Famed N.D. pilot Bob Odegaard killed during practice for Valley City air show
VALLEY CITY, N.D. - Famed North Dakota pilot Bob Odegaard was killed Friday night during a practice run for an air show here.
Odegaard, 66, of Kindred, was renowned for both his skills in the cockpit and for restoring airplanes, and he was an instrumental part of getting the Fargo AirSho - and later the Fargo Air Museum - off the ground.
"I'm kind of stung by it. It's a shock," said Dick Walstad, co-chairman of the Fargo air show. "He's one of those guys where if it had wings, he could fly it."
Sgt. Troy Hischer of the North Dakota Highway Patrol said the crash, which happened at the Barnes County Municipal Airport about 5:55 p.m., reportedly happened while Odegaard was attempting a barrel roll while practicing for the Valley City show that was set for today but canceled after the fatal crash.
Hischer said authorities aren't yet sure if the crash was caused by mechanical or human error.
"Something went terribly wrong and he crashed," the trooper said.
Kris Youle of Sanborn works near the airport and was on break watching the planes practice when the crash happened.

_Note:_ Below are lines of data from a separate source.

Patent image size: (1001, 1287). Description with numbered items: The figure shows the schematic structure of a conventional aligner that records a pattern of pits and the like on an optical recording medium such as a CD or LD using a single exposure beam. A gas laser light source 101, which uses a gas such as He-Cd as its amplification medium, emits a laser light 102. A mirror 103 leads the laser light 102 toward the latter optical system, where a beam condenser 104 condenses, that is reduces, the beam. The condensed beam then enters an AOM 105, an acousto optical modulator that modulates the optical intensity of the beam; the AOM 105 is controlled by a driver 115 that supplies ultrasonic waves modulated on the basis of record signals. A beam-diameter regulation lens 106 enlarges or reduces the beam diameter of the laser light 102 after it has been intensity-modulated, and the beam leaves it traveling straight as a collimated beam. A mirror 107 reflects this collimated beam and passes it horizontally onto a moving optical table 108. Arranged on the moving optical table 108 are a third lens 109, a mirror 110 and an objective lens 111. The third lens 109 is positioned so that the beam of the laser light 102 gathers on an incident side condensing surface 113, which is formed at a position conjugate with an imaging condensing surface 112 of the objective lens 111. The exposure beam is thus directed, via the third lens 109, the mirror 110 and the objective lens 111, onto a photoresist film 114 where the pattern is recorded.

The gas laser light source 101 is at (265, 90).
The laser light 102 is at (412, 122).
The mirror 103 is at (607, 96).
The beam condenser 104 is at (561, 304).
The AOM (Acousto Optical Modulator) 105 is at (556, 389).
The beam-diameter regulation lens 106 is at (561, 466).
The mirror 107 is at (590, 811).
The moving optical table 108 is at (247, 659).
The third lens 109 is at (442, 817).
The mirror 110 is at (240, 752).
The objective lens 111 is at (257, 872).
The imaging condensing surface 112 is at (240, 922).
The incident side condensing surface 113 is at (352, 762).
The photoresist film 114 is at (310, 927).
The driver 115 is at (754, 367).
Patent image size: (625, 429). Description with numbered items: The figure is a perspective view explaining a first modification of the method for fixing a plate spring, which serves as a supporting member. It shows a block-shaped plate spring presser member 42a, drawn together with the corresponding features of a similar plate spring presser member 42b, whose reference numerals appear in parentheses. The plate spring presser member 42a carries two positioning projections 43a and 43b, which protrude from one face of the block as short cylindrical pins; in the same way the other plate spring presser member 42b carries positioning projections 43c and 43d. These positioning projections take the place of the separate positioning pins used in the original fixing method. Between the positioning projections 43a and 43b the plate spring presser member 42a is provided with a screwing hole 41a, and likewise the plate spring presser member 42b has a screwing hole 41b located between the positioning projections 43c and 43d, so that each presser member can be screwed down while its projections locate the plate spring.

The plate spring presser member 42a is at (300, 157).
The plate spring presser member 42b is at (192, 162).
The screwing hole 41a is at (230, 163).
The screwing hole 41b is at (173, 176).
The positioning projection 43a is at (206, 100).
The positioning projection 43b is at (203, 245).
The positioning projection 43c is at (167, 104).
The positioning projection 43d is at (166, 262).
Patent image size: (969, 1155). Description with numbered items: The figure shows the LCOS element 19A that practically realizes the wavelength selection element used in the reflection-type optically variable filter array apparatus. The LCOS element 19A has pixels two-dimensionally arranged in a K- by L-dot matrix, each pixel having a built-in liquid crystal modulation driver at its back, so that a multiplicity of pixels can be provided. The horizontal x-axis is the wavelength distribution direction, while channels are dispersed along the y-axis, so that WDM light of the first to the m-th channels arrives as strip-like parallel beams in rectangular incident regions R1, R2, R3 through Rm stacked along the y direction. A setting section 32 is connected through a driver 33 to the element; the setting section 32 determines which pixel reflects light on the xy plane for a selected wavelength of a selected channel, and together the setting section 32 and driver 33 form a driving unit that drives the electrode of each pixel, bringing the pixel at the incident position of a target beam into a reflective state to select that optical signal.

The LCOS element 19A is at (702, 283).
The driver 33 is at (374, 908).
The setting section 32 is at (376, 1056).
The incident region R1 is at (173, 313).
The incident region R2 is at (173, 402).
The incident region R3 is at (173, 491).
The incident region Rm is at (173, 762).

Youle said the plane was doing loops when it slammed into the ground.
"He just didn't pull up. He went right into the ground," she said.
Youle said she didn't notice any smoke or hear any explosions coming from the airplane before the crash.
Larry Welken, vice chairman of the airport's board of directors, was on the field helping fuel planes when the crash happened.
"It looked like he was possibly trying to get out of the plane, like he knew something was wrong," said Welken, a pilot for 35 years. "He just plowed into the ground."
Welken said he didn't notice any explosions, either, and the only fire was a small one on the ground that was probably ignited by fuel. The Federal Aviation Administration is investigating, he said.
Welken said a test-run crash is "super uncommon."
"You couldn't find a pilot with more experience anywhere. He's known all over the country," he said.
Walstad said he was told Odegaard was flying a rebuilt Super Corsair, a rare and superpower WWII-era airplane designed to counter kamikaze attacks.
There were less than 20 ever built, and the only two operating models still in existence were both rebuilt by Odegaard within the last year or so, Walstad said.
"He literally took them from junkyards," he said.
Walstad said the single-seat Super Corsair was a difficult plane to fly, but he also said Odegaard was "an accomplished, expert pilot."
Odegaard's longtime plane-building partner was Gerald Beck, a Wahpeton man who was killed at an air show in Oshkosh, Wis., in 2007. Odegaard owned a company that specialized in wing building, while Beck's specialized in fuselages.
Beck was killed in a collision with Odegaard's son, Casey, as they both flew P-51 Mustangs, another single-seat fighter used in WW II and the aircraft with which Odegaard is most closely associated.
"That's where he got initiated in aircraft restoration," Walstad said. "He was world renowned, I mean world renowned."
Walstad said Odegaard - along with Beck, himself and Darrol Schroeder - was one of the four individuals who founded the Fargo Air Museum, helped along by proceeds from the Fargo AirSho, where Odegaard was a mainstay ever since the first year in 1989.
"He was just an absolute sweetheart," Walstad said. "It's a huge loss."